Das Prager Derby zwischen Slavia und Sparta war ausverkauft, darum nehme ich ein Wochenende später einen neuen Anlauf. Diesmal geht es nicht in den Norden, wo Spartas Stadion „auf Letenska“ steht, sondern in den tiefen Südosten, nach Nové Vršovice, wo Slavias Stadion auf einem multifunktionalen Arreal steht, das sich „Eden“ nennt. Ringsherum Betonblöcke. Zwar ist in das Stadion ein modernes Hotel eingebaut, das ein wenig an die Pillenarena in Leverkusen erinnert, ansonsten ist alles wie zu alten Zeiten: Kabel ragen aus den Wänden, durch die Toilettenböden gehen schwere Risse, Putz bröckelt. Die Preise sind sehr moderat. Wer von den Vermarktungsmaschinerien in Deutschland ein wenig die Nase voll hat, kann hier vielleicht etwas von dem Ursprungsgefühl zurückgewinnen, dass ihn irgendwann einmal ins Fußballstadion getrieben hat. Nirgends aggressive Hools wie etwa in Polen, wo man im Stadion immer weniger Frauen und Kinder findet. Hier: alles familiär.
Und das Spiel selbst? Mlada Boleslav ist der Gegner, seines Zeichens Tabellendritter, also ein echtes Spitzenspiel. Man sitzt ganz nah dran, kann den Profis zuschauen fast wie in der Kreisliga. Dieses Tempo! Sie grätschen, kämpfen und schubsen. Mlada ist offensiv weitgehend harmlos mit seinen drei unbeweglichen Brechern im Sturm, Slavia sehr geschickt und wachsam. Trotzdem bleibt das Spiel eng, vor allem weil Mlada hinten gut steht. Der Fünfer gefällt mir gut, er scheint noch sehr jung, ist aber sicher zwei Meter groß. Sehr sicher ist der! Zwar geht Slavia irgendwann doch durch eine feine Kombination und den trockenen Abschluss von Peter Olayinka in Führung, trotzdem bewahrt sich Mlada bis zum Schluss die Chance auf ein Unentschieden. Und sie werden sie bekommen, denn aus diesem Abend wird noch ein echtes Drama. Bis zur 93. Minute dauert es, ein letztes Gewimmel im Slavia-Strafraum, wo einer der orangenen Mlada-Spieler reglos liegenbleibt, wovon zunächst niemand Notiz nimmt. Aber wir sehen es: erst liegt er da wie tot, dann fängt er an, sich von Schmerzen geschüttelt hin und her zu wälzen. Das Spiel geht unterdessen weiter, steuert seinem Ende entgegen, bis der Schiedsrichter pfeift und entschlossen auf uns zuläuft, auf unsere Tribüne. Was hat er vor? Er läuft auf einen Kofferbildschirm zu, der lose irgendwo in der Gegend steht. Haben Sie hier etwa auch schon den Videobeweis? Oh ja! Aus wenigen Metern können wir ihn beim Prüfen der Szene beobachten, sich seine Stirn runzeln sehen, tausende Menschen schauen ihm über die Schulter, es wird ganz still. Erkennen sie dort vorne schon mehr? Er beugt sich noch weiter vor in seinem schwarzen Kostüm, drückt auf den Knopf in seinem Ohr, spricht etwas. Langsam richtet er sich wieder auf, dreht sich um, schreitet zurück aufs Feld, wo er mit den Fingern das obligatorische Video-Viereck beschreibt, dann pfeift er und deutet sehr entschlossen in die Ferne, auf das Tor auf der anderen Seite. Einer der Mlada-Verteidiger geht vor Glückseligkeit in die Knie. Elfmeter!

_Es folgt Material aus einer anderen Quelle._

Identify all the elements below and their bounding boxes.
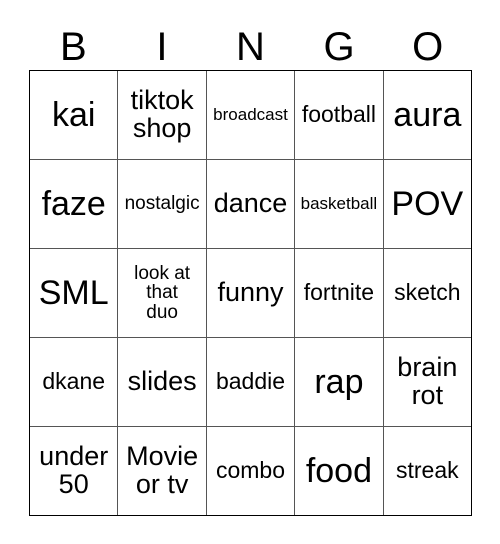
bingo-cell[interactable]: POV [384,160,471,248]
bingo-cell[interactable]: look at that duo [118,249,207,337]
bingo-cell-label: kai [51,95,96,134]
bingo-cell-label: streak [396,457,459,484]
bingo-header-letter-g: G [323,25,355,69]
bingo-header-letter-b: B [59,25,87,69]
bingo-cell-label: broadcast [213,105,288,125]
bingo-cell[interactable]: broadcast [207,71,296,159]
bingo-row: faze nostalgic dance basketball POV [30,160,471,249]
bingo-cell[interactable]: nostalgic [118,160,207,248]
bingo-cell[interactable]: slides [118,338,207,426]
bingo-cell-label: baddie [215,368,286,395]
bingo-row: under 50 Movie or tv combo food streak [30,427,471,515]
bingo-cell-label: nostalgic [124,193,200,215]
bingo-cell-label: dkane [42,368,106,395]
bingo-cell[interactable]: baddie [207,338,296,426]
bingo-header-letter-o: O [412,25,444,69]
bingo-cell-label: look at that duo [134,262,191,323]
bingo-cell-label: Movie or tv [126,441,199,499]
bingo-row: kai tiktok shop broadcast football aura [30,71,471,160]
bingo-cell[interactable]: fortnite [295,249,384,337]
bingo-cell[interactable]: combo [207,427,296,515]
bingo-row: dkane slides baddie rap brain rot [30,338,471,427]
bingo-cell[interactable]: SML [30,249,119,337]
bingo-cell-label: funny [217,277,284,308]
bingo-cell[interactable]: tiktok shop [118,71,207,159]
bingo-cell-label: POV [391,184,464,223]
bingo-cell[interactable]: brain rot [384,338,471,426]
bingo-cell-label: aura [393,95,462,134]
bingo-cell[interactable]: under 50 [30,427,119,515]
bingo-cell-label: dance [213,188,288,219]
bingo-cell[interactable]: dance [207,160,296,248]
bingo-cell-label: football [301,101,376,128]
bingo-cell-label: food [305,451,373,490]
bingo-header-letter-n: N [236,25,265,69]
bingo-cell-label: basketball [300,194,378,214]
bingo-cell[interactable]: Movie or tv [118,427,207,515]
bingo-cell[interactable]: aura [384,71,471,159]
bingo-cell[interactable]: streak [384,427,471,515]
bingo-cell-label: rap [314,362,364,401]
bingo-cell[interactable]: funny [207,249,296,337]
bingo-cell[interactable]: food [295,427,384,515]
bingo-card: B I N G O kai tiktok shop broadcast foot… [0,0,500,544]
bingo-cell-label: brain rot [397,352,458,410]
bingo-cell[interactable]: basketball [295,160,384,248]
bingo-cell[interactable]: dkane [30,338,119,426]
bingo-cell[interactable]: rap [295,338,384,426]
bingo-cell-label: slides [127,366,197,397]
bingo-cell[interactable]: football [295,71,384,159]
bingo-cell-label: SML [38,273,109,312]
bingo-grid: kai tiktok shop broadcast football aura … [29,70,472,516]
bingo-header: B I N G O [29,16,472,68]
bingo-cell-label: tiktok shop [130,85,194,143]
bingo-cell-label: fortnite [303,279,375,306]
bingo-cell[interactable]: sketch [384,249,471,337]
bingo-cell[interactable]: faze [30,160,119,248]
bingo-cell-label: faze [41,184,106,223]
bingo-cell[interactable]: kai [30,71,119,159]
bingo-cell-label: combo [215,457,286,484]
bingo-cell-label: under 50 [39,441,109,499]
bingo-cell-label: sketch [394,279,461,306]
bingo-row: SML look at that duo funny fortnite sket… [30,249,471,338]
bingo-header-letter-i: I [156,25,168,69]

Nun hört man gar nichts mehr außer den etwa dreißig Mlada-Ultras, die eingezäunt in ihrem Gästeblock frenetisch jubeln. Es dauert noch eine ganze Weile, bis der Ball am Punkt liegt und Mlada ausgleichen kann. Es wäre eine solche Überraschung, und wie hart sie sich die Chance zu dieser Überraschung erarbeitet haben! Und was macht der Schütze? Er nimmt Anlauf, und – drischt den Ball in den Abendhimmel, irgendwo in die letzten Reihen der Slavia-Tribüne. Der Rest ist wieder ein großes Familienfest, auch wenn mir die in sich zusammensackenden Mlada-Spieler nun doch ein wenig leidtun. Doch sie haben ein versöhnendes Ritual, das sie ihrem Fehlschützen auferlegen. Er muss sich ausziehen und sein Trikot in den Gästeblock werfen. Damit scheint alles wieder gut.